If you think about the difference between before and after the Council regarding the role of the priest at Mass, there is a difference that seems to catch the eye. Before the Council the priest sang the Mass and limited himself to performing the ceremonies as foreseen by the rubrics, after the Council many priests pepper the Mass with speeches of all types and almost no longer sing.
Yet the post-conciliar instruction Musicam sacram of 1967 had given clear instructions in this regard:
"However, for pastoral reasons, degrees of participation are proposed for the sung Mass, so that it is easier, according to the possibilities of each liturgical assembly, to make the celebration of the Mass more solemn with singing. The use of these degrees will be regulated as follows: the first can also be used alone; the second and third, in whole or in part, only together with the first. Therefore, take care to always lead the faithful to full participation in the singing."
So the first level is more important, and what does it include? The priest's singing parts.

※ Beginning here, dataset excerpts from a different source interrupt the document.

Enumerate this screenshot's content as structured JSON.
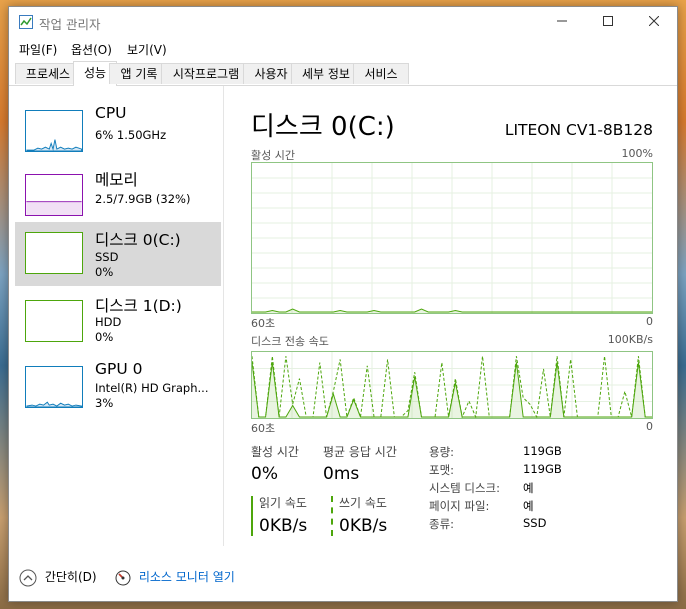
{
  "window": {
    "title": "작업 관리자"
  },
  "menu": [
    "파일(F)",
    "옵션(O)",
    "보기(V)"
  ],
  "tabs": [
    "프로세스",
    "성능",
    "앱 기록",
    "시작프로그램",
    "사용자",
    "세부 정보",
    "서비스"
  ],
  "sidebar": [
    {
      "title": "CPU",
      "line1": "6% 1.50GHz",
      "line2": ""
    },
    {
      "title": "메모리",
      "line1": "2.5/7.9GB (32%)",
      "line2": ""
    },
    {
      "title": "디스크 0(C:)",
      "line1": "SSD",
      "line2": "0%"
    },
    {
      "title": "디스크 1(D:)",
      "line1": "HDD",
      "line2": "0%"
    },
    {
      "title": "GPU 0",
      "line1": "Intel(R) HD Graph...",
      "line2": "3%"
    }
  ],
  "main": {
    "title": "디스크 0(C:)",
    "model": "LITEON CV1-8B128",
    "graph1": {
      "label": "활성 시간",
      "max": "100%",
      "time": "60초",
      "min": "0"
    },
    "graph2": {
      "label": "디스크 전송 속도",
      "max": "100KB/s",
      "time": "60초",
      "min": "0"
    },
    "stats": {
      "active_label": "활성 시간",
      "active_value": "0%",
      "response_label": "평균 응답 시간",
      "response_value": "0ms",
      "read_label": "읽기 속도",
      "read_value": "0KB/s",
      "write_label": "쓰기 속도",
      "write_value": "0KB/s"
    },
    "info": [
      {
        "key": "용량:",
        "value": "119GB"
      },
      {
        "key": "포맷:",
        "value": "119GB"
      },
      {
        "key": "시스템 디스크:",
        "value": "예"
      },
      {
        "key": "페이지 파일:",
        "value": "예"
      },
      {
        "key": "종류:",
        "value": "SSD"
      }
    ]
  },
  "footer": {
    "fewer_details": "간단히(D)",
    "resource_monitor": "리소스 모니터 열기"
  },
  "colors": {
    "disk": "#4da60c",
    "cpu": "#117dbb",
    "memory": "#8b12ae",
    "accent": "#0066cc"
  },
  "chart_data": {
    "type": "line",
    "series": [
      {
        "values": [
          0,
          0,
          0,
          1,
          0,
          0,
          2,
          0,
          0,
          0,
          0,
          0,
          0,
          1,
          0,
          0,
          0,
          0,
          1,
          0,
          0,
          0,
          0,
          0,
          0,
          2,
          0,
          0,
          0,
          0,
          1,
          0,
          0,
          0,
          0,
          0,
          0,
          0,
          0,
          0,
          0,
          0,
          0,
          0,
          0,
          0,
          0,
          0,
          0,
          0,
          0,
          0,
          0,
          0,
          0,
          0,
          0,
          0,
          0,
          0
        ]
      },
      {
        "values": [
          95,
          0,
          0,
          95,
          0,
          95,
          20,
          60,
          0,
          0,
          85,
          0,
          40,
          90,
          0,
          30,
          0,
          80,
          0,
          0,
          90,
          0,
          0,
          10,
          70,
          0,
          0,
          0,
          85,
          0,
          60,
          0,
          25,
          0,
          95,
          0,
          0,
          0,
          0,
          95,
          30,
          20,
          0,
          75,
          0,
          95,
          0,
          90,
          0,
          0,
          0,
          0,
          95,
          0,
          0,
          40,
          0,
          95,
          0,
          0
        ]
      }
    ],
    "ylim": [
      0,
      100
    ],
    "xlabel": "60초"
  }
}
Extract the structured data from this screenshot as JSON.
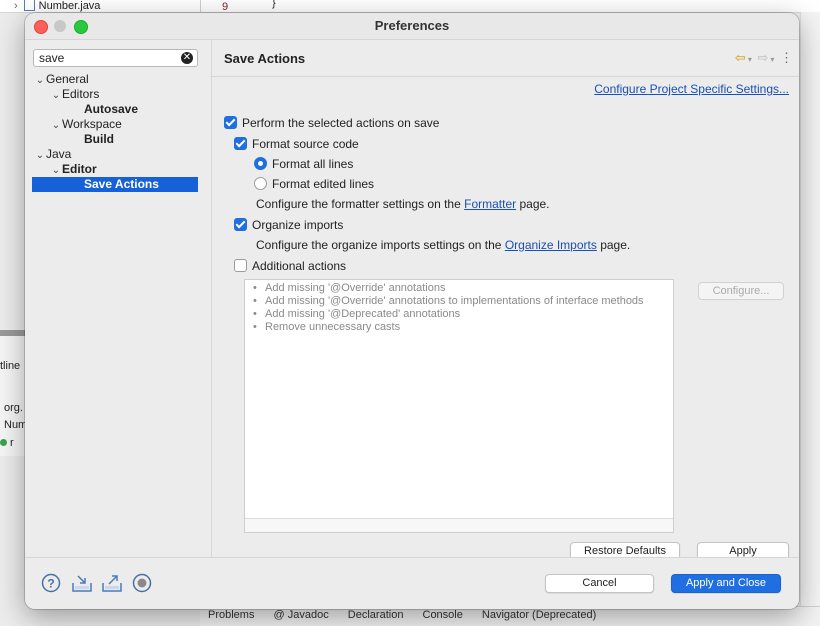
{
  "background": {
    "editor_tab": "Number.java",
    "line_number": "9",
    "line_code": "}",
    "left_panel_lines": [
      "tline",
      "org.",
      "Num",
      "r"
    ],
    "bottom_tabs": [
      "Problems",
      "@ Javadoc",
      "Declaration",
      "Console",
      "Navigator (Deprecated)"
    ]
  },
  "dialog": {
    "title": "Preferences",
    "filter": {
      "value": "save"
    },
    "tree": [
      {
        "label": "General",
        "level": 0,
        "expanded": true,
        "bold": false
      },
      {
        "label": "Editors",
        "level": 1,
        "expanded": true,
        "bold": false
      },
      {
        "label": "Autosave",
        "level": 2,
        "bold": true
      },
      {
        "label": "Workspace",
        "level": 1,
        "expanded": true,
        "bold": false
      },
      {
        "label": "Build",
        "level": 2,
        "bold": true
      },
      {
        "label": "Java",
        "level": 0,
        "expanded": true,
        "bold": false
      },
      {
        "label": "Editor",
        "level": 1,
        "expanded": true,
        "bold": true
      },
      {
        "label": "Save Actions",
        "level": 2,
        "bold": true,
        "selected": true
      }
    ],
    "page": {
      "title": "Save Actions",
      "configure_project_link": "Configure Project Specific Settings...",
      "perform_on_save": {
        "label": "Perform the selected actions on save",
        "checked": true
      },
      "format_source": {
        "label": "Format source code",
        "checked": true
      },
      "format_all": {
        "label": "Format all lines",
        "selected": true
      },
      "format_edited": {
        "label": "Format edited lines",
        "selected": false
      },
      "formatter_text_before": "Configure the formatter settings on the ",
      "formatter_link": "Formatter",
      "formatter_text_after": " page.",
      "organize_imports": {
        "label": "Organize imports",
        "checked": true
      },
      "organize_text_before": "Configure the organize imports settings on the ",
      "organize_link": "Organize Imports",
      "organize_text_after": " page.",
      "additional_actions": {
        "label": "Additional actions",
        "checked": false
      },
      "actions_list": [
        "Add missing '@Override' annotations",
        "Add missing '@Override' annotations to implementations of interface methods",
        "Add missing '@Deprecated' annotations",
        "Remove unnecessary casts"
      ],
      "configure_button": "Configure...",
      "restore_defaults": "Restore Defaults",
      "apply": "Apply"
    },
    "footer": {
      "cancel": "Cancel",
      "apply_close": "Apply and Close",
      "icons": [
        "help-icon",
        "import-icon",
        "export-icon",
        "record-icon"
      ]
    }
  },
  "colors": {
    "accent": "#1f6fe0",
    "selection": "#1660d8",
    "link": "#1a4fb5",
    "nav_arrow": "#d49b00"
  }
}
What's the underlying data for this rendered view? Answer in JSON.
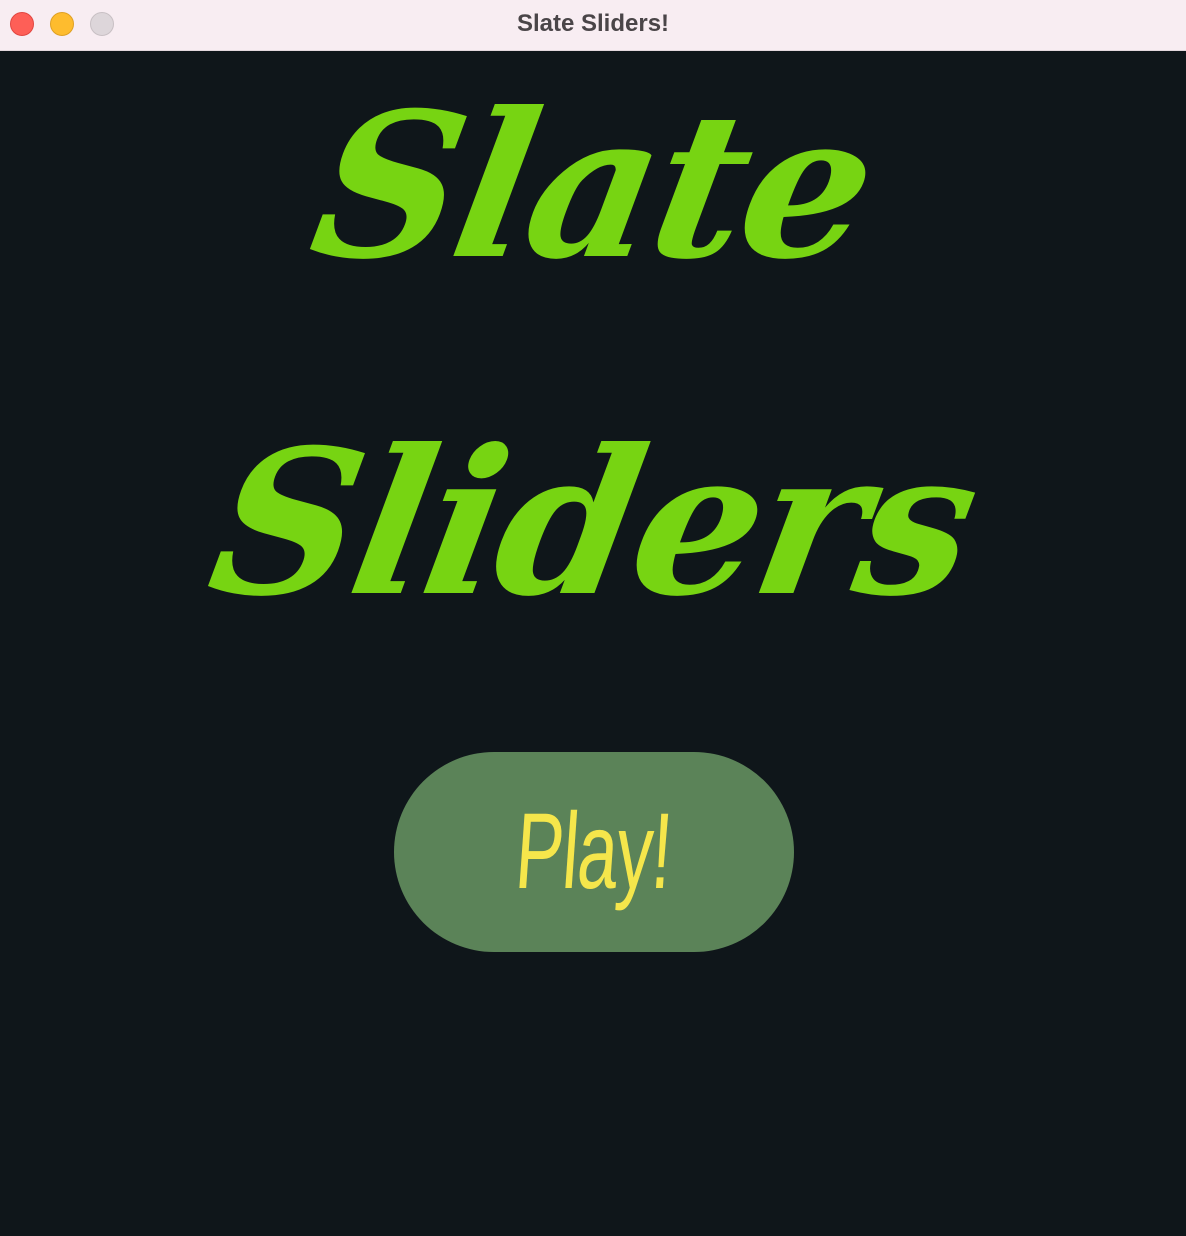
{
  "window": {
    "title": "Slate Sliders!",
    "controls": [
      "close",
      "minimize",
      "zoom"
    ]
  },
  "menu": {
    "logo_line1": "Slate",
    "logo_line2": "Sliders",
    "play_label": "Play!"
  },
  "colors": {
    "background": "#0f161a",
    "logo": "#77d412",
    "play_button": "#5b8358",
    "play_text": "#f5e64b"
  }
}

Yet, at least in Italy, hearing priests sing their part is now a real rarity, and yet from all the chatter they have at various moments of the Mass, they don't seem to be out of breath. As the scholar and priest Roberto Tagliaferri says, today we are prey to an epidemic of "verbalism", it is thought that the Mass is not effective if it is not continually explained and re-explained. Of course, it would be delicate to point out that sometimes it is difficult to understand the boundary between what is necessary and the priests' delusions of protagonism, but who am I to judge? I can at least say that I am a believer who is completely bored by all this useless talk.
Many will say: why are you complaining? Go to the vetus ordo Mass. But if this would solve the problem for me, it does not solve it for the other brothers in the faith who are subjected to the liturgical abuse of some priests on a weekly basis. So I can also choose to go to the traditional Mass, but without forgetting that going to this Mass does not mean living on an island and that we have a duty towards our brothers and sisters in the faith.
Minding your own business is the broad way, but we have been told to aim for the narrow way, and not just when it suits us.